Genomic organization of two VLR-like genes in the zebrafish. The two VLR-like genes separated by 4.4 kb in the zebrafish genome assembly (Accession No. BX569794). Both genes contain all core VLR components identically juxtaposed as in cyclostome mVLRs. However, these genes contain comparatively more LRR cassettes than the average VLR molecule in cyclostomes and lack the ability to undergo genomic diversification. The exact phylogenetic relationship to cyclostome VLRs is unclear, though there is a distinct possibility that they are evolutionarily related at least on the basis of their similar genomic organizations. The functionality of these molecules is largely unknown. Color coding of structural features is presented in the inset and is identical to that in Figure 2. The illustration is not drawn to scale.

Figure 4

A conceptual diagram of differential gene expression by VLRA⁺ and VLRB⁺ lymphocytes. This illustration highlights the various proteins that were empirically shown [5] to be differentially expressed in flow sorted VLRA⁺ and VLRB⁺ lymphocyte populations [5]. These include possible enzymes for genomic rearrangement, signaling molecules, transcription factors, cell surface receptors, and chemokines/cytokines and their cognate receptor genes.
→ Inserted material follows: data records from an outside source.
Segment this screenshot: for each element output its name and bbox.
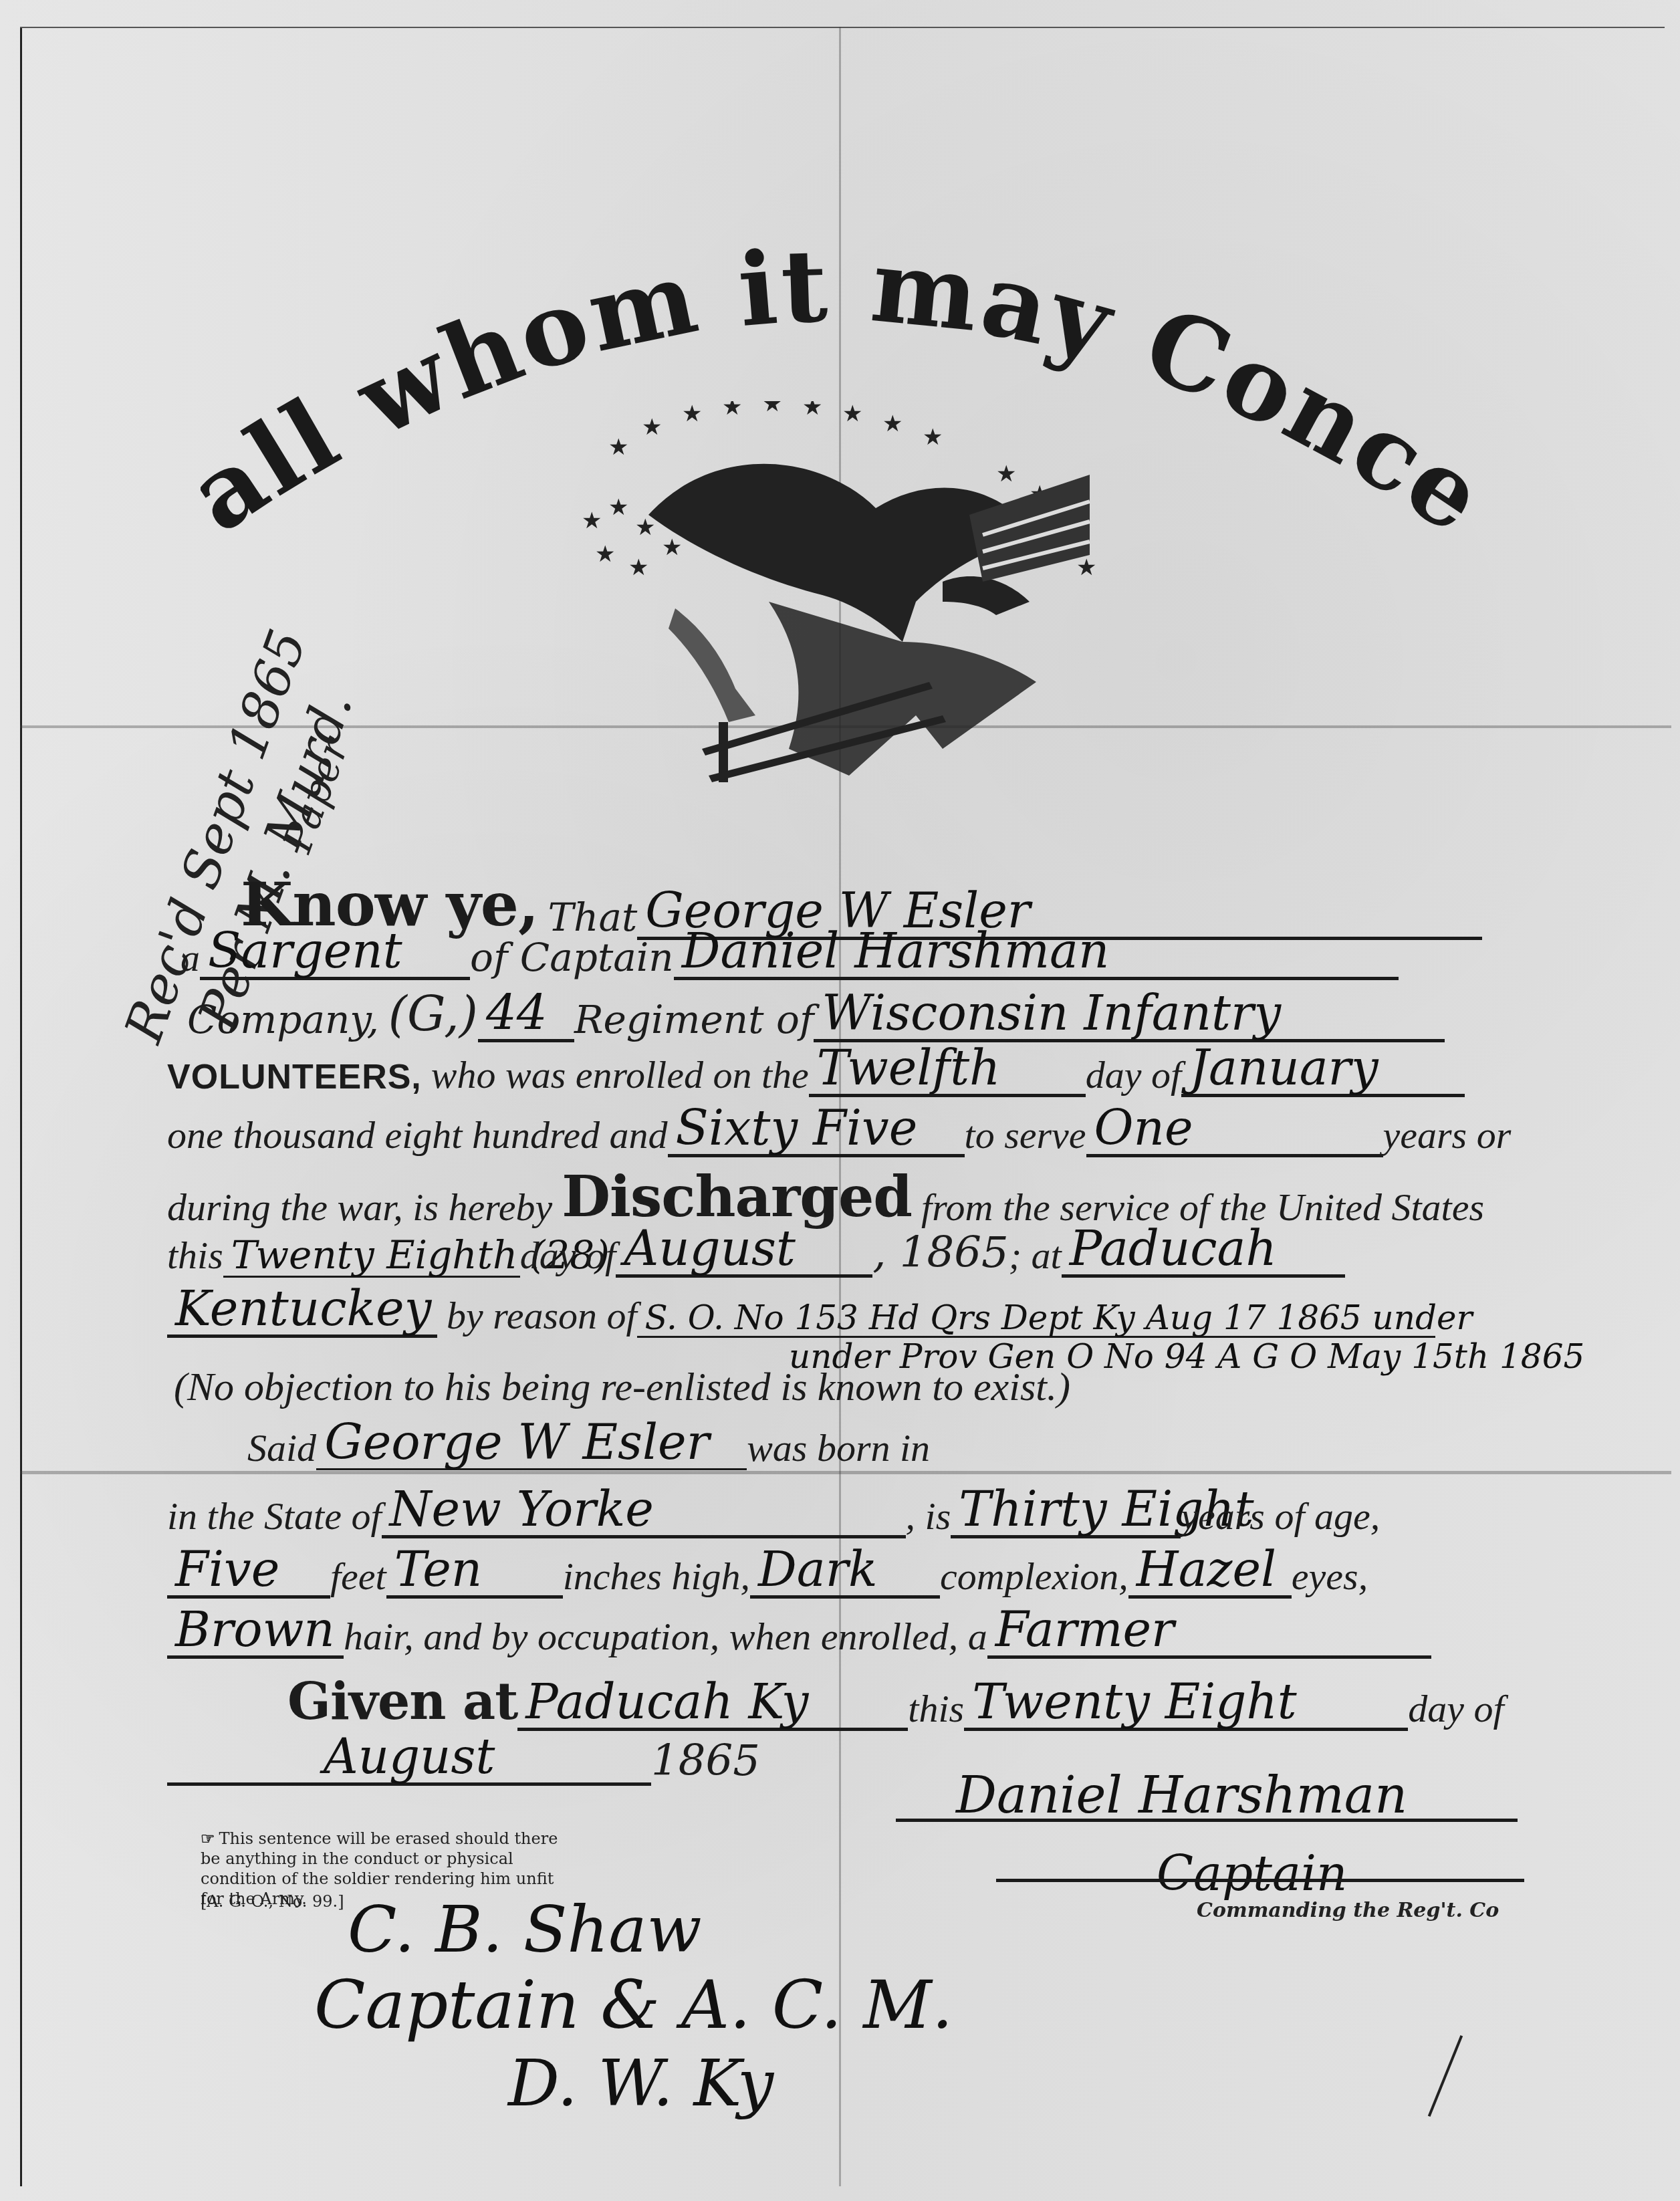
svg-text:★: ★ xyxy=(608,434,628,461)
commander-title-line xyxy=(996,1879,1524,1882)
commanding-caption: Commanding the Reg't. Co xyxy=(1197,1899,1499,1922)
volunteers-label: VOLUNTEERS, xyxy=(167,1057,422,1097)
svg-text:★: ★ xyxy=(628,554,648,581)
enroll-year-field: Sixty Five xyxy=(668,1103,965,1157)
line-enroll-year: one thousand eight hundred and Sixty Fiv… xyxy=(167,1103,1511,1157)
line-reason: Kentuckey by reason of S. O. No 153 Hd Q… xyxy=(167,1284,1435,1338)
given-place-field: Paducah Ky xyxy=(517,1677,908,1731)
svg-text:★: ★ xyxy=(642,414,662,441)
page-border-top xyxy=(20,27,1665,28)
occupation-field: Farmer xyxy=(987,1605,1431,1659)
years-or-label: years or xyxy=(1383,1113,1512,1157)
years-of-age-label: years of age, xyxy=(1181,1494,1380,1538)
line-rank: a Sargent of Captain Daniel Harshman xyxy=(181,926,1399,980)
at-label: ; at xyxy=(1009,1233,1062,1278)
margin-annotation: Rec'd Sept 1865 Per M. Murd. Paper xyxy=(100,548,368,1056)
said-name-field: George W Esler xyxy=(316,1417,747,1470)
age-field: Thirty Eight xyxy=(951,1484,1181,1538)
feet-label: feet xyxy=(330,1554,386,1599)
discharge-certificate: To all whom it may Concern. ★★★ ★★★ ★★★ … xyxy=(0,0,1680,2201)
complexion-label: complexion, xyxy=(940,1554,1128,1599)
discharge-year: , 1865 xyxy=(872,1228,1009,1278)
company-field: (G,) xyxy=(388,986,478,1042)
regiment-number-field: 44 xyxy=(478,988,574,1042)
line-volunteers: VOLUNTEERS, who was enrolled on the Twel… xyxy=(167,1043,1465,1097)
given-day-field: Twenty Eight xyxy=(964,1677,1408,1731)
line-discharge-date: this Twenty Eighth (28) day of August , … xyxy=(167,1224,1345,1278)
company-label: Company, xyxy=(187,997,379,1042)
enrolled-label: who was enrolled on the xyxy=(431,1052,809,1097)
svg-text:★: ★ xyxy=(842,401,862,427)
given-at-label: Given at xyxy=(287,1671,517,1731)
eyes-label: eyes, xyxy=(1292,1554,1368,1599)
given-year: 1865 xyxy=(651,1736,760,1786)
born-in-label: was born in xyxy=(747,1425,930,1470)
of-captain-label: of Captain xyxy=(470,935,674,980)
discharge-month-field: August xyxy=(616,1224,872,1278)
reason-field: S. O. No 153 Hd Qrs Dept Ky Aug 17 1865 … xyxy=(637,1300,1435,1338)
svg-text:★: ★ xyxy=(595,541,615,568)
day-of-label: day of xyxy=(1086,1052,1181,1097)
svg-text:★: ★ xyxy=(996,461,1016,487)
inches-label: inches high, xyxy=(563,1554,750,1599)
complexion-field: Dark xyxy=(750,1544,940,1599)
stray-pen-mark xyxy=(1428,2035,1463,2117)
form-number: [A. G. O., No. 99.] xyxy=(201,1892,344,1911)
commander-signature-line xyxy=(896,1819,1518,1822)
line-said: Said George W Esler was born in xyxy=(247,1417,930,1470)
no-objection-text: (No objection to his being re-enlisted i… xyxy=(174,1364,1070,1410)
rank-prefix: a xyxy=(181,935,200,980)
state-label: in the State of xyxy=(167,1494,382,1538)
regiment-field: Wisconsin Infantry xyxy=(814,988,1445,1042)
svg-text:★: ★ xyxy=(582,507,602,534)
enroll-day-field: Twelfth xyxy=(809,1043,1086,1097)
given-month-field: August xyxy=(167,1732,651,1786)
discharge-place-cont-field: Kentuckey xyxy=(167,1284,437,1338)
enroll-month-field: January xyxy=(1181,1043,1465,1097)
hair-occupation-label: hair, and by occupation, when enrolled, … xyxy=(344,1614,987,1659)
birth-state-field: New Yorke xyxy=(382,1484,906,1538)
svg-text:★: ★ xyxy=(1076,554,1096,581)
this-label-2: this xyxy=(908,1686,964,1731)
discharge-day-field: Twenty Eighth (28) xyxy=(223,1235,520,1278)
eyes-field: Hazel xyxy=(1128,1544,1292,1599)
svg-text:★: ★ xyxy=(635,514,655,541)
svg-text:★: ★ xyxy=(923,424,943,451)
term-field: One xyxy=(1086,1103,1383,1157)
line-discharged: during the war, is hereby Discharged fro… xyxy=(167,1163,1484,1230)
svg-text:★: ★ xyxy=(722,401,742,421)
pointing-hand-icon: ☞ xyxy=(201,1829,215,1849)
by-reason-label: by reason of xyxy=(447,1293,637,1338)
eagle-emblem-icon: ★★★ ★★★ ★★★ ★★★ ★★★ ★★★ ★★ xyxy=(568,401,1116,816)
day-of-label-3: day of xyxy=(1408,1686,1504,1731)
year-text-label: one thousand eight hundred and xyxy=(167,1113,668,1157)
said-label: Said xyxy=(247,1425,316,1470)
commander-signature: Daniel Harshman xyxy=(956,1765,1407,1825)
captain-name-field: Daniel Harshman xyxy=(674,926,1399,980)
svg-text:★: ★ xyxy=(662,534,682,561)
mustering-officer-unit: D. W. Ky xyxy=(508,2046,773,2121)
to-serve-label: to serve xyxy=(965,1113,1086,1157)
during-war-label: during the war, is hereby xyxy=(167,1185,552,1230)
hair-field: Brown xyxy=(167,1605,344,1659)
mustering-officer-signature: C. B. Shaw xyxy=(348,1892,702,1967)
line-given-date: August 1865 xyxy=(167,1732,760,1786)
mustering-officer-title: Captain & A. C. M. xyxy=(314,1966,953,2044)
commander-title-signature: Captain xyxy=(1157,1845,1347,1901)
line-state: in the State of New Yorke , is Thirty Ei… xyxy=(167,1484,1380,1538)
regiment-label: Regiment of xyxy=(574,997,814,1042)
svg-text:★: ★ xyxy=(682,401,702,427)
height-feet-field: Five xyxy=(167,1544,330,1599)
fold-line-lower xyxy=(20,1471,1671,1474)
svg-text:★: ★ xyxy=(608,494,628,521)
rank-field: Sargent xyxy=(200,926,470,980)
line-hair-occupation: Brown hair, and by occupation, when enro… xyxy=(167,1605,1431,1659)
line-physical: Five feet Ten inches high, Dark complexi… xyxy=(167,1544,1368,1599)
line-no-objection: (No objection to his being re-enlisted i… xyxy=(174,1364,1070,1410)
svg-text:★: ★ xyxy=(882,411,903,437)
this-label: this xyxy=(167,1233,223,1278)
height-inches-field: Ten xyxy=(386,1544,563,1599)
line-given-at: Given at Paducah Ky this Twenty Eight da… xyxy=(287,1671,1504,1731)
discharge-place-field: Paducah xyxy=(1062,1224,1345,1278)
line-company: Company, (G,) 44 Regiment of Wisconsin I… xyxy=(187,986,1445,1042)
day-of-label-2: day of xyxy=(520,1233,616,1278)
svg-text:★: ★ xyxy=(802,401,822,421)
is-label: , is xyxy=(906,1494,951,1538)
svg-text:★: ★ xyxy=(762,401,782,417)
page-border-left xyxy=(20,27,22,2186)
The restriction of CDA1 and to VLRA⁺ and CDA2 to VLRB⁺ cells implies the potential for their selective involvement in the assembly of the VLRA and VLRB loci during lymphocyte development. It is speculated that the VLRA⁺ lymphocytes expressing IL-17 may attract IL-17R bearing VLRB⁺ lymphocytes, and VLRB+ lymphocytes may use IL-8 to attract and engage IL-8R bearing VLRA⁺ lymphocytes. Likewise, expression of TLR ligands by VLRB⁺ lymphocytes might trigger the activation of this cell population. Molecules are grouped on the basis of functionality and are not necessarily coexpressed (for example, TCRL, Syk and BCAP are B-cell signaling molecules, whereas Bcl11b, AHR, Gata2/3 and c-REL are T-cell transcription factors, etc).